Avevo iniziato questo pezzo prima della censura di Blogger e, proprio per questo, ho deciso eccezionalmente di terminarlo e pubblicarlo qui. È però solo un’eccezione.
Dato il caldo non è forse il momento migliore per scrivere un pezzo impegnativo ma voglio comunque provarci: voglio preparare una specie di bozza per quello che diventerà un nuovo sottocapitolo per [E] 22 “Miscellanea”. Intanto inizio a buttare giù delle idee, poi continuerò a pensarci e a raffinarle.
L’argomento è la trasformazione genetica dell’uomo negli ultimi duemila anni circa.
Le basi da cui parto sono almeno tre: i dati sulla diminuzione del QI, il libro “From where we came to where we are going” (o come si chiamava!) di Reich e “Guida per il raccoglitore-cacciatore del XXI secolo” di Heather Heying e Bret Weinstein. E probabilmente altri che al momento non mi vengono in mente.
Il punto di partenza è che ricerche sulle caste sociali indiane hanno dimostrato delle differenze genetiche (Reich). Insomma partendo dal DNA di un indiano è talvolta possibile identificare la sua casta di origine. Questo significa semplicemente che le persone appartenenti alla stessa casta hanno del materiale genetico comune ed esclusivo.
Il sistema attuale delle caste si è codificato un poco più di mille anni fa e sarà a questo intervallo di tempo che farò riferimento.

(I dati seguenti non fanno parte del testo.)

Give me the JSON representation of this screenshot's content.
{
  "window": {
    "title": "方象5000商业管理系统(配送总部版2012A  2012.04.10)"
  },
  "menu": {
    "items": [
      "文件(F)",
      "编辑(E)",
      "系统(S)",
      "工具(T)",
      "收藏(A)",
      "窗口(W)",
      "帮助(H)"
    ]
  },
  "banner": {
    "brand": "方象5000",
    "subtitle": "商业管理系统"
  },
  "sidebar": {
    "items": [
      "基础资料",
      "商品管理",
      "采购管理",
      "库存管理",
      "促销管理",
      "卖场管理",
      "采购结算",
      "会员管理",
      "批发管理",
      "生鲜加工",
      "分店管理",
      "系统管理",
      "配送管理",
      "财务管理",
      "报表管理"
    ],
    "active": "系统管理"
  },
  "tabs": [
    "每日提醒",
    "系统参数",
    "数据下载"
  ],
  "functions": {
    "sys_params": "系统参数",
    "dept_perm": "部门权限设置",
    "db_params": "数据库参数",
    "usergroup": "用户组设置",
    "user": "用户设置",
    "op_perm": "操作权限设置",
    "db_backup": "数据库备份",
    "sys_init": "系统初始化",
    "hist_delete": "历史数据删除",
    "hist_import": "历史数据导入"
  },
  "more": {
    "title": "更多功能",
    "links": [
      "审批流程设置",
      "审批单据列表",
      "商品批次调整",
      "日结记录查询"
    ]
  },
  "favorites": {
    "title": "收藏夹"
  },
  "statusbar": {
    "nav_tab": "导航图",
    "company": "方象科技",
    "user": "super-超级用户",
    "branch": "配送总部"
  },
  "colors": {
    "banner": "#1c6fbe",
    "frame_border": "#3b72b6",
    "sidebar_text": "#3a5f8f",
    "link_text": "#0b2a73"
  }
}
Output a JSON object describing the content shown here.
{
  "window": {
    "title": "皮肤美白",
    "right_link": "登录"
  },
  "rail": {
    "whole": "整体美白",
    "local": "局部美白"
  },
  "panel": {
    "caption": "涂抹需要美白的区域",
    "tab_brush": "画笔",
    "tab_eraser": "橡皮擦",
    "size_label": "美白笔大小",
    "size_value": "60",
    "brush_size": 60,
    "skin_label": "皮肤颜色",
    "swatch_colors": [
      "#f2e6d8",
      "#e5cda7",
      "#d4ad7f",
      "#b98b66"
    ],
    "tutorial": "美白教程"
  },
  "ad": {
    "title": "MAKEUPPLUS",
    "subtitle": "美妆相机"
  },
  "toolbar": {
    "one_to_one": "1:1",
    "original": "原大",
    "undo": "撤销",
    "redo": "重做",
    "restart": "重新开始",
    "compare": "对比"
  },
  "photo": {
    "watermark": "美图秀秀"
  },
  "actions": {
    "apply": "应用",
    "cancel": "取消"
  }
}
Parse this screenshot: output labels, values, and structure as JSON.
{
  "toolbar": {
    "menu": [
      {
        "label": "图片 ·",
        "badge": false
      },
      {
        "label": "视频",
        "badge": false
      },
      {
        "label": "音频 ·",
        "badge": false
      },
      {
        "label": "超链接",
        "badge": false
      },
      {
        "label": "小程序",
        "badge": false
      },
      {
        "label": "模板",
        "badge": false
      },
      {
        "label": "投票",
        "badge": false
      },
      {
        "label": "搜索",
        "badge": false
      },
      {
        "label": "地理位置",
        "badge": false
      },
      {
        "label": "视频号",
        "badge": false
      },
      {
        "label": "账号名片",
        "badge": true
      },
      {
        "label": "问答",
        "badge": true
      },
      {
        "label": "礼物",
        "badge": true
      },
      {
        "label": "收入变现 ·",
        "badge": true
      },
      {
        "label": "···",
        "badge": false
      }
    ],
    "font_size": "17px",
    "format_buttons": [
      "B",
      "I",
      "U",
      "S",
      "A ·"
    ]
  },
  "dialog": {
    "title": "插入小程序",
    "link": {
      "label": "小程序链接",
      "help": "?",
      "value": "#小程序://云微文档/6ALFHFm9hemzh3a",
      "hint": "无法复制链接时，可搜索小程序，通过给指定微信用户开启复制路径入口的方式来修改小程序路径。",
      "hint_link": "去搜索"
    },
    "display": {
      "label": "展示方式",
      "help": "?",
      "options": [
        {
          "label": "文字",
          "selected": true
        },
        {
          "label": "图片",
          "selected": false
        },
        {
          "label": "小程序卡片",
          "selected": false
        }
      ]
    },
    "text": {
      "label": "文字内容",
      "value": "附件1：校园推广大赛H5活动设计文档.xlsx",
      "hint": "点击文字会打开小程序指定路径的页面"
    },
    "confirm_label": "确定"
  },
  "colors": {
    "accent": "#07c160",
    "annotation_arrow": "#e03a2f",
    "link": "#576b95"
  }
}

L’altro elemento viene da Heather Heying e Bret Weinstein che spiegano come la caratteristica precipua dell’essere umano sia adattarsi all’ambiente grazie alla flessibilità della cultura e al lungo periodo di maturazione dei giovani (che hanno modo di imparare conoscenze che non sono istintuali). Cultura che, oltretutto, viene vista come un fattore epigenetico ovvero capace di influenzare l’espressione dei geni nella popolazione.
Il terzo elemento è quello della diminuzione dell’intelligenza: qui non posso citare una fonte precisa… Si tratta di informazioni che ho accumulato nel corso degli anni da più parti: talvolta ne ho scritto anche qui sul ghiribizzo.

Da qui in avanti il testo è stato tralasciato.